買い手企業は安値で、売り手企業は高値で取引したいというのは当然のことですが、買い手から売り手に対して一方的に低すぎる評価額を提示されたり、あるいは評価額に対して納得できず妥結点が見いだせない場合、取引は成立しない可能性があります。

取引先や従業員との関係悪化の懸念

M&Aによって複数の企業が統合されることで、経営方針や社風が大きく変化するケースがあります。

取引先に十分な説明がないまま取引条件が変更されたり、対応の遅れなどが生じると関係性が悪化する可能性も出てくるでしょう。

また、経営環境の急激な変化に伴い、不安や不満を抱く従業員も出てくることがあります。

関連記事:M&Aにおける経営統合と合併の違いとは?統合後はPMIが重要?

IPOとM&Aの割合はどのくらい?

中小企業やスタートアップ企業の成長戦略において、IPOとM&Aは有効な手段として検討されることが多いですが、両者の割合はどの程度なのでしょうか。

経済産業省が公開している「大企業×スタートアップのM&Aに関する調査報告書」によれば、日本における両者の割合はIPOが68%に対しM&Aは32%であり、IPOが大半を占めています。

一方、米国の場合はIPOがわずか9%、M&Aは91%となっており、日本とは対照的な環境といえます。

これは、日本では自社単独の研究開発を優先する傾向が強かったり、M&Aに伴う失敗が許されないといった風潮が強いことなどが原因として考えられます。

一方、米国の場合は大企業であっても積極的にスタートアップ企業へのM&Aが行われており、自社単独での開発ではなくオープンイノベーションが起こりやすい風土があります。

IPOとM&Aどちらを行うべきか選択するポイント

IPOとM&Aにはそれぞれメリット・デメリットがあり、一概にどちらが良い・悪いと断定できるものではありません。

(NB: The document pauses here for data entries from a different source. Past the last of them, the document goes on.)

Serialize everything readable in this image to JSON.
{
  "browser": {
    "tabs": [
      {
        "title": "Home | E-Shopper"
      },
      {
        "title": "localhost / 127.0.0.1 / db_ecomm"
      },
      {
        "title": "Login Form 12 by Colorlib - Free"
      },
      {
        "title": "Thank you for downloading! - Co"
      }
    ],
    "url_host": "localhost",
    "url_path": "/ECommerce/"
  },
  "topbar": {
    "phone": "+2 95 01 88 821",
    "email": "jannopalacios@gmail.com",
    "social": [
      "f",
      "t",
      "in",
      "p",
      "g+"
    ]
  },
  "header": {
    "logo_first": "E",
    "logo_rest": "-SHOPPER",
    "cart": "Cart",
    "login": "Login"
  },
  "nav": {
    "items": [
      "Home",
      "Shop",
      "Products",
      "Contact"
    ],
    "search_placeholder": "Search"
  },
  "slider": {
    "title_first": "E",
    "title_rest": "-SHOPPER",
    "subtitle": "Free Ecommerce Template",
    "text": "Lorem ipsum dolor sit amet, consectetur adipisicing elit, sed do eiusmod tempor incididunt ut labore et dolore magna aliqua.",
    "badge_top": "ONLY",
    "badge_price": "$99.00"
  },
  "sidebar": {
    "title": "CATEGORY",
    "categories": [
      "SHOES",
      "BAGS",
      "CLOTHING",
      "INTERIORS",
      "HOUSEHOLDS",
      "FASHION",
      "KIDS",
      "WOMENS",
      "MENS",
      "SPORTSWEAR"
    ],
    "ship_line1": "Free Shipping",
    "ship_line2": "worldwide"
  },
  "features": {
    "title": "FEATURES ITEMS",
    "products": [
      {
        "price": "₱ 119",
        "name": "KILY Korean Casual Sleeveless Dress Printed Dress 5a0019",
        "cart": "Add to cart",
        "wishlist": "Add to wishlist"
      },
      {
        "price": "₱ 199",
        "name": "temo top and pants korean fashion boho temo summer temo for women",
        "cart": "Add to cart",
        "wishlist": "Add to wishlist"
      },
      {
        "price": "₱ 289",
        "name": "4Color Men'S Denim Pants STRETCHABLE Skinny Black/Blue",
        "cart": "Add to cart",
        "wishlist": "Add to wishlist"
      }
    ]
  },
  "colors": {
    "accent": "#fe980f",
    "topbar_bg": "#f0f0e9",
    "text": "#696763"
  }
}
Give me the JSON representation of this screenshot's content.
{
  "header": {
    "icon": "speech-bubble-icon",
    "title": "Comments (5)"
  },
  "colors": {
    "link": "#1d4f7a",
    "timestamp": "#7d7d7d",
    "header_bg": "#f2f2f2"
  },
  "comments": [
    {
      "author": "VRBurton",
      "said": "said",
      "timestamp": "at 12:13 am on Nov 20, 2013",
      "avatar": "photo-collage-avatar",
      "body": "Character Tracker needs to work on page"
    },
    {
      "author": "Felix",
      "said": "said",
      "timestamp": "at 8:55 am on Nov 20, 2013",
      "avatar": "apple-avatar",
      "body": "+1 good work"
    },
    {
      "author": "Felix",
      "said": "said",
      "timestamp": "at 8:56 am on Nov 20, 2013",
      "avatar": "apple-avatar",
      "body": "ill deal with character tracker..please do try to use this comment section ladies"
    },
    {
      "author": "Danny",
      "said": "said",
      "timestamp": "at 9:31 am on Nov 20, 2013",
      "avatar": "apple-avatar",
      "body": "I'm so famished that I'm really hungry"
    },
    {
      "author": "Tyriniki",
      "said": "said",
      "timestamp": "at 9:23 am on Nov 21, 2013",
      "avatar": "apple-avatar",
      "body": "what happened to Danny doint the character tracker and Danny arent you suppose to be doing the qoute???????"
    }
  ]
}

重要なのは、企業の経営状態や目的、方針に合わせて最良の選択を行うことです。そのために押さえておきたいのが以下の3点です。

企業の成長ステージ

企業が成長し、市場において一定の信頼性とブランド力を確立している場合には、IPOは効果的な資金調達手段となり得るでしょう。

上場企業は組織のガバナンス強化も求められるため、経営が安定し成熟した状態がIPOに適しているといえます。

反対に、企業が成長途上にある場合には、技術やノウハウ、経営資源を迅速に獲得する必要があることから、M&Aが効果的といえます。

資金調達と経営資源のどちらをより必要とするか

新規事業などにおいて多額の資金調達が必要な場合や、企業価値を高めて株主に利益を還元したい場合にはIPOが適しているといえるでしょう。

一方で、新しい技術やノウハウ、優秀な人材などを迅速に獲得し事業を成長軌道に乗せたい場合にはM&Aが有力な選択肢となります。

経営方針と目標

経営の透明性を高め会社としての信頼性を向上させたい場合や、ブランド力の強化などを重視したい場合にはIPOが向いているといえるでしょう。

一方、迅速な事業拡大を目指したい会社や、事業の多角化など自由度の高い経営を実現したい場合にはM&Aが適しています。

経営方針が柔軟であり、戦略的な意思決定を迅速に行える企業にとっては特に効果的です。

まとめ

IPOとM&Aはどちらも経営規模の拡大や企業の成長において有効な手段ではありますが、メリットとデメリットを考慮しながら企業の成長ステージに合わせて選ぶことが大切です。

事業が成長軌道に乗ってきたものの、今後IPOとM&Aのどちらを選ぶべきか判断に迷っている場合には、専門家や専門業者に相談してみるのもおすすめです。